Trump will not be attending Biden’s inauguration on Wednesday. He plans to leave for Florida ahead of time, and he has put out a statement saying there “must be NO violence, NO lawbreaking and NO vandalism of any kind” this week as the nation’s capital and cities around the country prepare for Trump supporters to stage violent protests or worse. Trump has shown no remorse for his role in the mob at the Capitol.
But his legacy of violence will still be felt. Washington is heavily locked down, resembling a war zone more than a city ready to celebrate a new president. Large sections of the district are heavily fortressed a shut off in an effort to prevent more chaos during inauguration week. The National Mall is closed. And DC mayor Muriel Bowser said the city may never go back to normal.
Trump’s violence has also been carrying itself out more quietly in his final days in office, far away from lawmakers at the Capitol.
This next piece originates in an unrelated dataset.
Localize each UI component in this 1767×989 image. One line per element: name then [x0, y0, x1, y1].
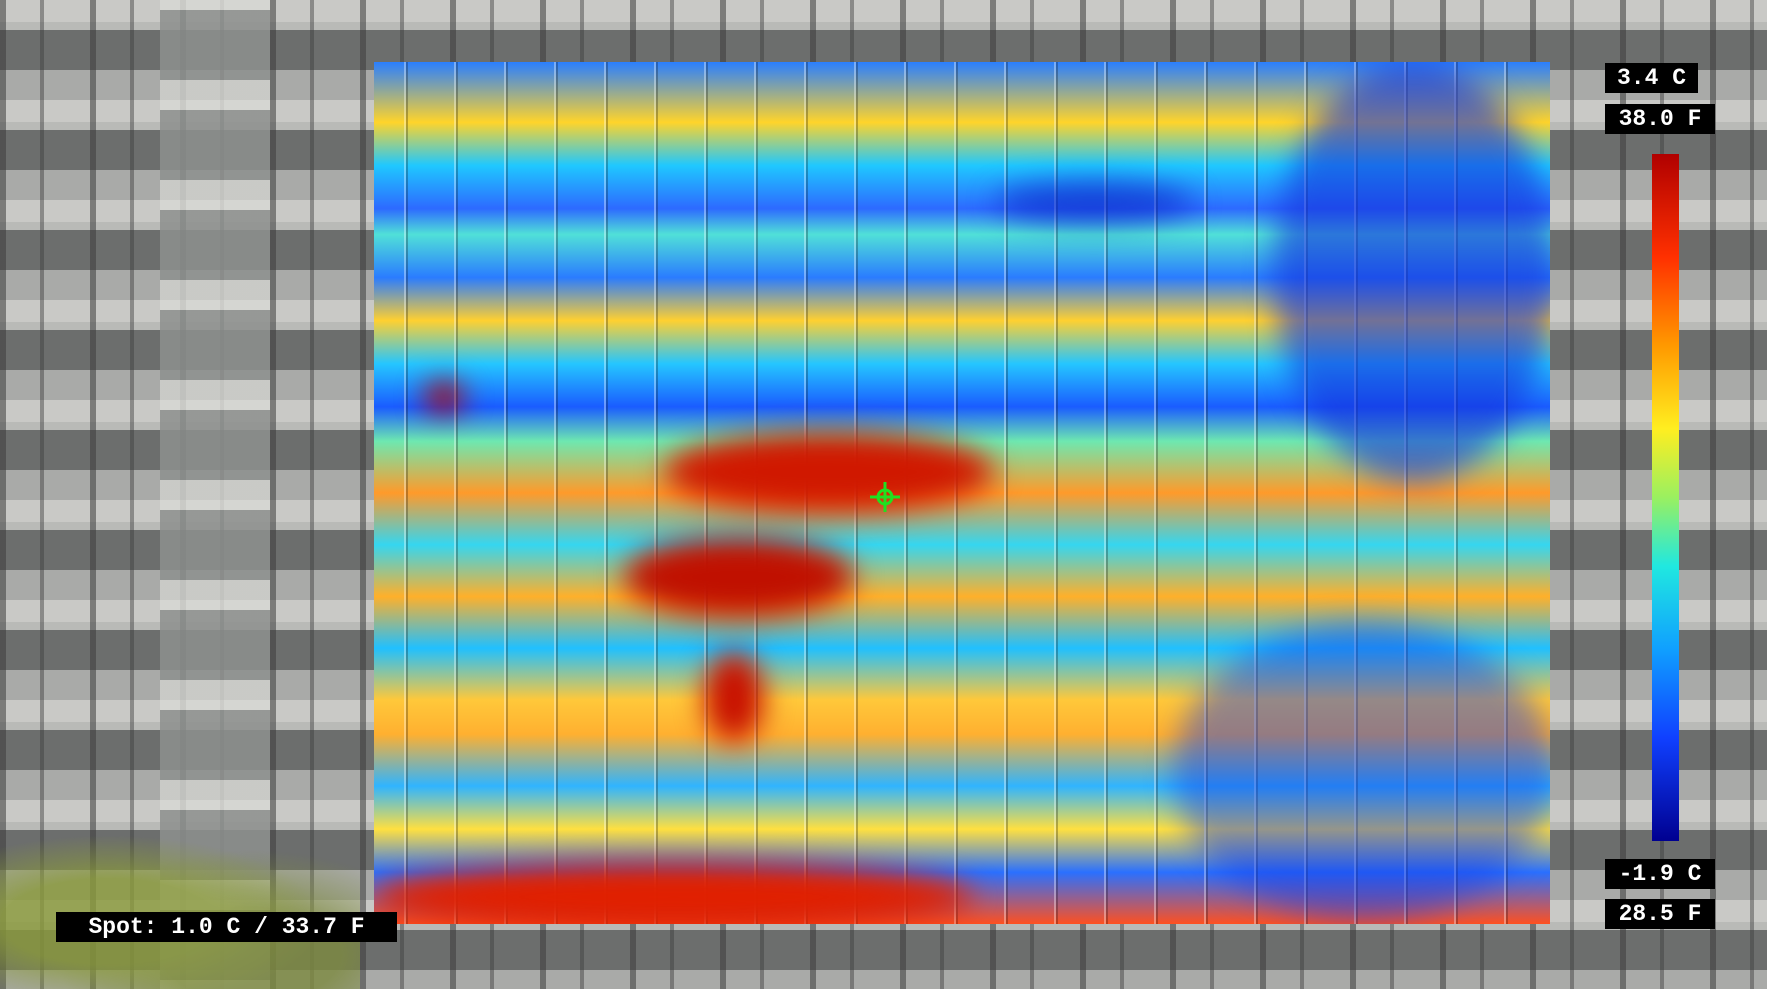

He has rushed to carry out an unprecedented rash of executions, with the final one just five days before Biden – an opponent of the death penalty ― is set to take office.
According to The Associated Press, Trump has overseen more executions than any other president in 120 years.
“That American carnage has done such damage to us – to our institutions, to the way that we see ourselves, to our values, to families, to the economy,” Anderson said. “Just damage.”